A Nod to Art: Roger Lathbury on Bob Dylan's Nobel Prize

A Nod to Art: Roger Lathbury on Bob Dylan's Nobel Prize

George Mason English professor Roger Lathbury was delighted and surprised by the announcement of Bob Dylan's Nobel prize. “As someone who has followed Bob Dylan since the early 1960's,” he says, “I've derived great pleasure from his albums, his writings, and his persona.”

Lathbury was ahead of his time, teaching Dylan in a literature course at Mason forty years ago. “In 1976, I taught a junior-senior level English course in the work of Bertolt Brecht, W. H. Auden, and Bob Dylan. It dealt with popular forms influencing and reflecting so-called ‘high’ art, with social consciousness and the stance of the teller informing the narrative, with the psychological language permeating, and with the extent to which satire compresses and possibly reduces the object satirized.” 

Some people have been surprised that a popular musician has been awarded the most prestigious prize in literature, a prize won by the likes of American writers such as Faulkner, Hemingway and Morrison. In Lathbury’s eyes, the award bespeaks a larger recognition of what it means to understand “art.” “The awarding of the prize to Dylan invigorates the arts,” says Lathbury, “in just the way that Dylan's ideas, sounds, and presence invigorates them, blurs lines between mass and select appeal, between poetry and music (in the Renaissance these were not far apart), between genres.”

Lathbury also praises Dylan for the way his art has changed and grown with modern America itself. You may “not need weatherman / To know which way the wind blows,” as Dylan famously sang in “Subterranean Homesick Blues,” but Lathbury sees Dylan as an artist who has helped to define the cultural climate of the United States. He calls Dylan “a bellwether for everything that happened in the 1960's and much that has happened since.” And he remains, Lathbury believes, “a protean figure, telling Martin Scorsese in his biographic film, No Direction Home, that an artist has to keep moving, not to repeat himself or to go for what Auden calls 'the rehearsed response.'"

But what about other great writers who didn’t win the Nobel prize? Does Dylan’s art really surmount the work of great writers James Joyce or Vladimir Nabokov, neither of whom was awarded the Nobel? Or what about living writers such as Phillip Roth or Ursula K. LeGuin? (Betting odds before the announcement had Roth at 7/1 and Dylan at 50/1.) Lathbury’s answer is that, ultimately, it doesn’t matter. “The happy aspect of reading and listening and looking in the arts is that, irrespective of awards, there is always something to read, hear, or see, so wonderful though they be, prizes don't ultimately matter. (I remember Dylan's refusal of a prize, in 1962, for his album The Freewheeling Bob Dylan.)”

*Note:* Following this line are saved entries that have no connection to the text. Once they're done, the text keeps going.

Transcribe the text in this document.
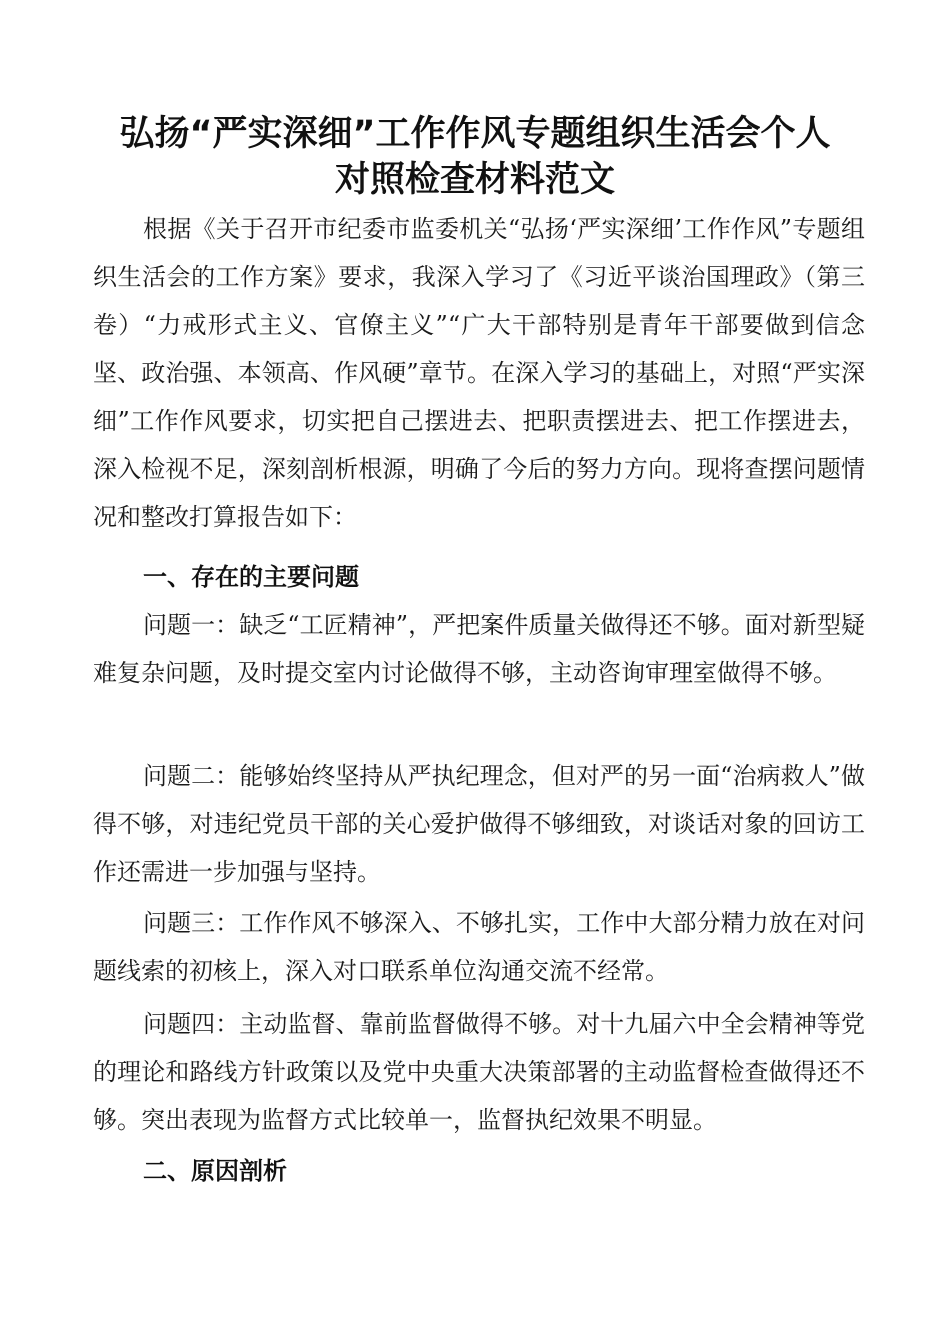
弘扬“严实深细”工作作风专题组织生活会个人
对照检查材料范文

根据《关于召开市纪委市监委机关“弘扬‘严实深细’工作作风”专题组织生活会的工作方案》要求，我深入学习了《习近平谈治国理政》（第三卷）“力戒形式主义、官僚主义”“广大干部特别是青年干部要做到信念坚、政治强、本领高、作风硬”章节。在深入学习的基础上，对照“严实深细”工作作风要求，切实把自己摆进去、把职责摆进去、把工作摆进去，深入检视不足，深刻剖析根源，明确了今后的努力方向。现将查摆问题情况和整改打算报告如下：

一、存在的主要问题

问题一：缺乏“工匠精神”，严把案件质量关做得还不够。面对新型疑难复杂问题，及时提交室内讨论做得不够，主动咨询审理室做得不够。

问题二：能够始终坚持从严执纪理念，但对严的另一面“治病救人”做得不够，对违纪党员干部的关心爱护做得不够细致，对谈话对象的回访工作还需进一步加强与坚持。

问题三：工作作风不够深入、不够扎实，工作中大部分精力放在对问题线索的初核上，深入对口联系单位沟通交流不经常。

问题四：主动监督、靠前监督做得不够。对十九届六中全会精神等党的理论和路线方针政策以及党中央重大决策部署的主动监督检查做得还不够。突出表现为监督方式比较单一，监督执纪效果不明显。

二、原因剖析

And, he concludes, there’s something particularly American in the Nobel committee’s choice. “His ascension to the ranks of Nobel laureates energizes the prize in an American, democratic way. It keeps the arts alive by bringing new material and new modes in and, as in some of Dylan's latest songs, by connecting that material to skeins of cultural reference that ensure its enduring relevance.”